NASA teams evaluating the effects of three strikes at Launch Pad 39-B’s lightning towers overnight deemed everything was fine to proceed with the countdown expected around midnight Monday ahead of the beginning of the two-hour launch window that opens at 8:33 a.m.
“We did yesterday, you may have seen we had some — we call them kind of spectacular, amazing events as we do every day here in Florida,” said Jeff Spaulding, Artemis I senior NASA test director during a Sunday news conference. “We did have some strikes that we recorded on our lightning tower pad working as it normally should. And we did have those. We’ve been evaluating those through yesterday and last night, and everything today looks very good from a vehicle perspective.”
He said the five strikes occurred at 1:14 and 1:16 p.m. NASA said on Saturday the bolts hit Tower 1 and Tower 2 of the three-tower protection system that surrounds the rocket. Analysis has shown no residual effects to the ground equipment.

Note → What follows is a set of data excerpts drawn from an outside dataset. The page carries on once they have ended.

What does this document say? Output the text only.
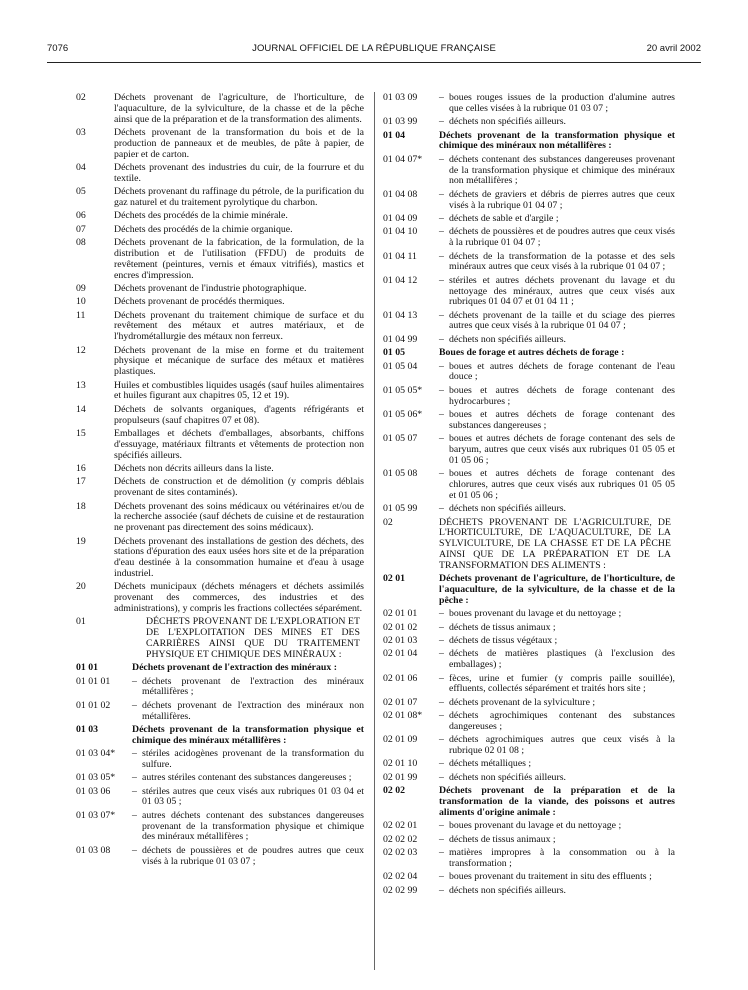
7076	JOURNAL OFFICIEL DE LA RÉPUBLIQUE FRANÇAISE	20 avril 2002
02	Déchets provenant de l'agriculture, de l'horticulture, de l'aquaculture, de la sylviculture, de la chasse et de la pêche ainsi que de la préparation et de la transformation des aliments.
03	Déchets provenant de la transformation du bois et de la production de panneaux et de meubles, de pâte à papier, de papier et de carton.
04	Déchets provenant des industries du cuir, de la fourrure et du textile.
05	Déchets provenant du raffinage du pétrole, de la purification du gaz naturel et du traitement pyrolytique du charbon.
06	Déchets des procédés de la chimie minérale.
07	Déchets des procédés de la chimie organique.
08	Déchets provenant de la fabrication, de la formulation, de la distribution et de l'utilisation (FFDU) de produits de revêtement (peintures, vernis et émaux vitrifiés), mastics et encres d'impression.
09	Déchets provenant de l'industrie photographique.
10	Déchets provenant de procédés thermiques.
11	Déchets provenant du traitement chimique de surface et du revêtement des métaux et autres matériaux, et de l'hydrométallurgie des métaux non ferreux.
12	Déchets provenant de la mise en forme et du traitement physique et mécanique de surface des métaux et matières plastiques.
13	Huiles et combustibles liquides usagés (sauf huiles alimentaires et huiles figurant aux chapitres 05, 12 et 19).
14	Déchets de solvants organiques, d'agents réfrigérants et propulseurs (sauf chapitres 07 et 08).
15	Emballages et déchets d'emballages, absorbants, chiffons d'essuyage, matériaux filtrants et vêtements de protection non spécifiés ailleurs.
16	Déchets non décrits ailleurs dans la liste.
17	Déchets de construction et de démolition (y compris déblais provenant de sites contaminés).
18	Déchets provenant des soins médicaux ou vétérinaires et/ou de la recherche associée (sauf déchets de cuisine et de restauration ne provenant pas directement des soins médicaux).
19	Déchets provenant des installations de gestion des déchets, des stations d'épuration des eaux usées hors site et de la préparation d'eau destinée à la consommation humaine et d'eau à usage industriel.
20	Déchets municipaux (déchets ménagers et déchets assimilés provenant des commerces, des industries et des administrations), y compris les fractions collectées séparément.
01	DÉCHETS PROVENANT DE L'EXPLORATION ET DE L'EXPLOITATION DES MINES ET DES CARRIÈRES AINSI QUE DU TRAITEMENT PHYSIQUE ET CHIMIQUE DES MINÉRAUX :
01 01	Déchets provenant de l'extraction des minéraux :
01 01 01	– déchets provenant de l'extraction des minéraux métallifères ;
01 01 02	– déchets provenant de l'extraction des minéraux non métallifères.
01 03	Déchets provenant de la transformation physique et chimique des minéraux métallifères :
01 03 04*	– stériles acidogènes provenant de la transformation du sulfure.
01 03 05*	– autres stériles contenant des substances dangereuses ;
01 03 06	– stériles autres que ceux visés aux rubriques 01 03 04 et 01 03 05 ;
01 03 07*	– autres déchets contenant des substances dangereuses provenant de la transformation physique et chimique des minéraux métallifères ;
01 03 08	– déchets de poussières et de poudres autres que ceux visés à la rubrique 01 03 07 ;
01 03 09	– boues rouges issues de la production d'alumine autres que celles visées à la rubrique 01 03 07 ;
01 03 99	– déchets non spécifiés ailleurs.
01 04	Déchets provenant de la transformation physique et chimique des minéraux non métallifères :
01 04 07*	– déchets contenant des substances dangereuses provenant de la transformation physique et chimique des minéraux non métallifères ;
01 04 08	– déchets de graviers et débris de pierres autres que ceux visés à la rubrique 01 04 07 ;
01 04 09	– déchets de sable et d'argile ;
01 04 10	– déchets de poussières et de poudres autres que ceux visés à la rubrique 01 04 07 ;
01 04 11	– déchets de la transformation de la potasse et des sels minéraux autres que ceux visés à la rubrique 01 04 07 ;
01 04 12	– stériles et autres déchets provenant du lavage et du nettoyage des minéraux, autres que ceux visés aux rubriques 01 04 07 et 01 04 11 ;
01 04 13	– déchets provenant de la taille et du sciage des pierres autres que ceux visés à la rubrique 01 04 07 ;
01 04 99	– déchets non spécifiés ailleurs.
01 05	Boues de forage et autres déchets de forage :
01 05 04	– boues et autres déchets de forage contenant de l'eau douce ;
01 05 05*	– boues et autres déchets de forage contenant des hydrocarbures ;
01 05 06*	– boues et autres déchets de forage contenant des substances dangereuses ;
01 05 07	– boues et autres déchets de forage contenant des sels de baryum, autres que ceux visés aux rubriques 01 05 05 et 01 05 06 ;
01 05 08	– boues et autres déchets de forage contenant des chlorures, autres que ceux visés aux rubriques 01 05 05 et 01 05 06 ;
01 05 99	– déchets non spécifiés ailleurs.
02	DÉCHETS PROVENANT DE L'AGRICULTURE, DE L'HORTICULTURE, DE L'AQUACULTURE, DE LA SYLVICULTURE, DE LA CHASSE ET DE LA PÊCHE AINSI QUE DE LA PRÉPARATION ET DE LA TRANSFORMATION DES ALIMENTS :
02 01	Déchets provenant de l'agriculture, de l'horticulture, de l'aquaculture, de la sylviculture, de la chasse et de la pêche :
02 01 01	– boues provenant du lavage et du nettoyage ;
02 01 02	– déchets de tissus animaux ;
02 01 03	– déchets de tissus végétaux ;
02 01 04	– déchets de matières plastiques (à l'exclusion des emballages) ;
02 01 06	– fèces, urine et fumier (y compris paille souillée), effluents, collectés séparément et traités hors site ;
02 01 07	– déchets provenant de la sylviculture ;
02 01 08*	– déchets agrochimiques contenant des substances dangereuses ;
02 01 09	– déchets agrochimiques autres que ceux visés à la rubrique 02 01 08 ;
02 01 10	– déchets métalliques ;
02 01 99	– déchets non spécifiés ailleurs.
02 02	Déchets provenant de la préparation et de la transformation de la viande, des poissons et autres aliments d'origine animale :
02 02 01	– boues provenant du lavage et du nettoyage ;
02 02 02	– déchets de tissus animaux ;
02 02 03	– matières impropres à la consommation ou à la transformation ;
02 02 04	– boues provenant du traitement in situ des effluents ;
02 02 99	– déchets non spécifiés ailleurs.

“We haven’t had to do any significant retest, we have a threshold that we look at to see what the magnitude of these strikes are. And we did not meet that criteria to have to do intensive or invasive type retest,” he said. “We did the analysis with our system experts as far as all the data and and what those lightning events were so bottom line is we look really good. No issues no concerns, or constraints from the lightning events.”
More thunderstorms could be on tap for Cape Canaveral on Sunday, but as far as launch weather Monday morning goes, things are looking better.
Space Launch Delta 45′s weather squadron has upped its forecast so that there’s only a 20% chance of weather constraints affecting the launch attempt at the opening of the window.
“It’s a pretty similar outlook from what I had yesterday but I’m kind of slicing and dicing it for you,” said SLD 45 weather officer Melody Lovin. “Basically the beginning of the launch window or just after 8:30 in the morning has an 80% chance of favorable weather. As we creep forward in time through our launch window, we just have a better chance of some of those offshore showers and maybe a thunderstorm or two creeping closer to the coastline, and also because across the spaceport we’re likely to have some billowing clouds form, as we get into a 10 o’clock and 11 o’clock timeframe in the late morning hours.”
Spaulding said he is optimistic about everything lining up for the 8:33 a.m. liftoff attempt.
“I would say my thoughts are that we look great for tomorrow,” he said. “Love the fact that the weather looks really like it’s going to cooperate at the beginning of the window and our job is to get to the beginning of the window and that’s what I’m going to try to get the team to do.”